The aim of this trial was to identify risk factors for persistent low-back pain (LBP) of new onset following nonobstetric surgery performed with lumbar epidural anesthesia.

Methods

Four-hundred eighty-three patients with no history of LBP were screened for backache 2 days, 10 days, and 13 weeks after nonobstetric surgeries were performed with lumbar epidural anesthesia. Demographic data, details of epidural techniques, and operative data were compared in patients who developed back pain that persisted for 13 weeks with those patients who did not.

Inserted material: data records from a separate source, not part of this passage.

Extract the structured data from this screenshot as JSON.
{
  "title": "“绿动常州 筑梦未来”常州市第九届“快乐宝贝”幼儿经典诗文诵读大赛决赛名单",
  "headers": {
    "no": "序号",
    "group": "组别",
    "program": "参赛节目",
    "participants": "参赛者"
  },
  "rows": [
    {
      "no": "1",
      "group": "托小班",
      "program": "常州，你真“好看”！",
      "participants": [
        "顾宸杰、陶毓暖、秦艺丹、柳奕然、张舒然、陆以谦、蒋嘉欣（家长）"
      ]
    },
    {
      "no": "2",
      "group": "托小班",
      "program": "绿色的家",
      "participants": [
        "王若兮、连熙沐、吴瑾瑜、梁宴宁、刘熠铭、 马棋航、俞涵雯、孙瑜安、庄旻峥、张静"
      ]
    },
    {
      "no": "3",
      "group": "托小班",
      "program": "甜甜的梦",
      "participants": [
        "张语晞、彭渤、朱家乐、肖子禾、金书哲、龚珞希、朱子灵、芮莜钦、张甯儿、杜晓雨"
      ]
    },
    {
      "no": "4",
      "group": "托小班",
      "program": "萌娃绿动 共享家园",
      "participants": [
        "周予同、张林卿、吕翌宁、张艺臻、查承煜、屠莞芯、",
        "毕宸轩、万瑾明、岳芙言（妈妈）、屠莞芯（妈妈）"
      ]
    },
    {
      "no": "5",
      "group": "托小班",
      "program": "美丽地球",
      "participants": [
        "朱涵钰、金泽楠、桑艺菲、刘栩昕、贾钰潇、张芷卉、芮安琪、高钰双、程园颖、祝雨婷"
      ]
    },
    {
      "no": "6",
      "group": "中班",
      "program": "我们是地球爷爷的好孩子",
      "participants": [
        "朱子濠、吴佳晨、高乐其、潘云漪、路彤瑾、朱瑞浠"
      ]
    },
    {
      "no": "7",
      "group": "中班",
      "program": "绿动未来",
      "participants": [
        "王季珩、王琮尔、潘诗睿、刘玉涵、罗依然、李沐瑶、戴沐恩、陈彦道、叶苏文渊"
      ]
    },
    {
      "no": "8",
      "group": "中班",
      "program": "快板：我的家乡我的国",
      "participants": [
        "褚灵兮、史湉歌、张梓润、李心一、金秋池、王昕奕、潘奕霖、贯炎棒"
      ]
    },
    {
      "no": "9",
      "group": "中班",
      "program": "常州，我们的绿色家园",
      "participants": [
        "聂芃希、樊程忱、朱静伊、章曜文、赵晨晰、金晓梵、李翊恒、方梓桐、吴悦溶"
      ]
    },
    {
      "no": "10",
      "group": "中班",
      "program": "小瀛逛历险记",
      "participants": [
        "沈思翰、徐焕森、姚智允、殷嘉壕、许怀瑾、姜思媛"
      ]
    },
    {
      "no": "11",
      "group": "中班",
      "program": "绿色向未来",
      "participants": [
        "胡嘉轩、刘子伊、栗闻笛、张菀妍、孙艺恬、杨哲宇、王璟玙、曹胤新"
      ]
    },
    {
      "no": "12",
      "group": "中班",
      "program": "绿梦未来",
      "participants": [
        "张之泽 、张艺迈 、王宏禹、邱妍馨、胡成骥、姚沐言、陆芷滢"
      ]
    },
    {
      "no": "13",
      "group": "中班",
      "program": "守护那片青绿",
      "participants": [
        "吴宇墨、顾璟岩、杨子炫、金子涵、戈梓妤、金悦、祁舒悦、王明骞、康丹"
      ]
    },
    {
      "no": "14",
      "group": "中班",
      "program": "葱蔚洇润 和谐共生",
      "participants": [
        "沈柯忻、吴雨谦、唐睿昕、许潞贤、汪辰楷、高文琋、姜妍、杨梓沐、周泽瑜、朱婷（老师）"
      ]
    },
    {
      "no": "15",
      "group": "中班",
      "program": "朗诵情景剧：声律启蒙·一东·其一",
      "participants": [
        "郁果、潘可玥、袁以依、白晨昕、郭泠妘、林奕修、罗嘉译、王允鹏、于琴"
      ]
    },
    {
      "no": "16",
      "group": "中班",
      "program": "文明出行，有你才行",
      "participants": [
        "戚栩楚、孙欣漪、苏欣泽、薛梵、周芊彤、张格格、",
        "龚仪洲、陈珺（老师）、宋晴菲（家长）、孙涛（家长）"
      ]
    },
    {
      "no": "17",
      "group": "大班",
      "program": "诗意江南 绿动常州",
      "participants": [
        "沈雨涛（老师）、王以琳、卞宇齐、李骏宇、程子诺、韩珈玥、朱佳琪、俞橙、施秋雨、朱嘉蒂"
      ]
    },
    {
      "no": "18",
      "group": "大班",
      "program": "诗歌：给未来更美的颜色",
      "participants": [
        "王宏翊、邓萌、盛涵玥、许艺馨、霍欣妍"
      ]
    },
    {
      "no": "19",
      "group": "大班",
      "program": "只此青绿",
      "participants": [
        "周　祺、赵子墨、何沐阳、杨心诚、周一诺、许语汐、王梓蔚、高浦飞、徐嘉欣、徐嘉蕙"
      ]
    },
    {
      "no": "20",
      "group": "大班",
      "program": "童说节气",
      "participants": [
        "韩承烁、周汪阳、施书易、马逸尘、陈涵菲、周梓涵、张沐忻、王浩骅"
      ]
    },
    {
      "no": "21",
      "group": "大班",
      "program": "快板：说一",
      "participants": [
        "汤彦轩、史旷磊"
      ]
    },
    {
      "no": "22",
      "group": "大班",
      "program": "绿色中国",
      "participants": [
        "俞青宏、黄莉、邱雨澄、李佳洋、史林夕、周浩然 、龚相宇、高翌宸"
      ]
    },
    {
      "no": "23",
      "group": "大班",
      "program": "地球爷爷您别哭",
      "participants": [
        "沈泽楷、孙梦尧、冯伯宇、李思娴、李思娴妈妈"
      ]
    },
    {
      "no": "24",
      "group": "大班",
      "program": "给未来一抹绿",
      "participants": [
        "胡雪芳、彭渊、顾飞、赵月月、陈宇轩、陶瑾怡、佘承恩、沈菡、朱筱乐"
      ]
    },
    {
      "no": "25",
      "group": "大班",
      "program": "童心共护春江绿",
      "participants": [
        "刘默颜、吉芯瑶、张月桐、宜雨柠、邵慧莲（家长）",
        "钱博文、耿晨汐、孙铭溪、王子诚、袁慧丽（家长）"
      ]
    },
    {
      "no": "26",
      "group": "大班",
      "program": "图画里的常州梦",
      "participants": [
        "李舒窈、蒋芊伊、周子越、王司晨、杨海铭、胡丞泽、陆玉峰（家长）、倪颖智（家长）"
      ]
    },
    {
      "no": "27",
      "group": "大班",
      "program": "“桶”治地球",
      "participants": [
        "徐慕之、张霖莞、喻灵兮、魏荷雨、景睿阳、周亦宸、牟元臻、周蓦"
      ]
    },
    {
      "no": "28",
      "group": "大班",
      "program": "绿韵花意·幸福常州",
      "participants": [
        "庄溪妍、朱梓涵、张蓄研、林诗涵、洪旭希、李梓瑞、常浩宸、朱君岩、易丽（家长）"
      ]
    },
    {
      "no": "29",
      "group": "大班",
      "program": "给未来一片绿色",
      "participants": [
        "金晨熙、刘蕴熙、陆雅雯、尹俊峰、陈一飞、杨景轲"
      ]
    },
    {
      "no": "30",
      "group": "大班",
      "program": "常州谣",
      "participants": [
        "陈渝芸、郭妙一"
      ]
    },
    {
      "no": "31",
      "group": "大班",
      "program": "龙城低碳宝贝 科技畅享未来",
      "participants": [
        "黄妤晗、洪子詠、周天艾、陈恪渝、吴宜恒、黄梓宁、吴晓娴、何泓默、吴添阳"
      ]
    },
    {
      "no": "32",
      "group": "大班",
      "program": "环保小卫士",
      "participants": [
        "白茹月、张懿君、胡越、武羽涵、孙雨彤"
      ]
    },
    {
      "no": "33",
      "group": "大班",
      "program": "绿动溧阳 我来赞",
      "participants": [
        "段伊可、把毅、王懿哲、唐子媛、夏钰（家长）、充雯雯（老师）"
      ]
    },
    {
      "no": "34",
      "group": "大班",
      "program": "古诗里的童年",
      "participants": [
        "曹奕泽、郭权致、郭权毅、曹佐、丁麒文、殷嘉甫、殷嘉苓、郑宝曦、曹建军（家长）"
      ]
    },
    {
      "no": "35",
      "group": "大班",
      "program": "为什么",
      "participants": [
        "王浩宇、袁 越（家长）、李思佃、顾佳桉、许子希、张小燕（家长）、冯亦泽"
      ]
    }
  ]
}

Multivariate logistic regression analysis was performed to identify predictors of persistent LBP.

Results

Ten patients (2.1%) consistently experienced clinically significant LBP at 2 days, 10 days, and 13 weeks after surgery; they were labeled as having persistent LBP. Multivariate analysis showed that higher body mass index (P < 0.001), multiple attempts at epidural placement (P = 0.026), surgery in the lithotomy position (P = 0.013), and duration of surgery exceeding 2½ hrs (P = 0.025) were independent risk factors for persistent LBP. As much as 51% of variation in the outcome measure could be explained by the model (R2 = 0.51), which had an overall accuracy of 98.1%.

Conclusions

Persistent LBP after nonobstetric surgery performed with lumbar epidural anesthesia is rather rare. Independent risk factors for this untoward outcome are higher body mass index, multiple trials at epidural placement, surgery in the lithotomy position, and operative time exceeding 2½ hrs. These results need to be validated by prospective trials using larger cohorts.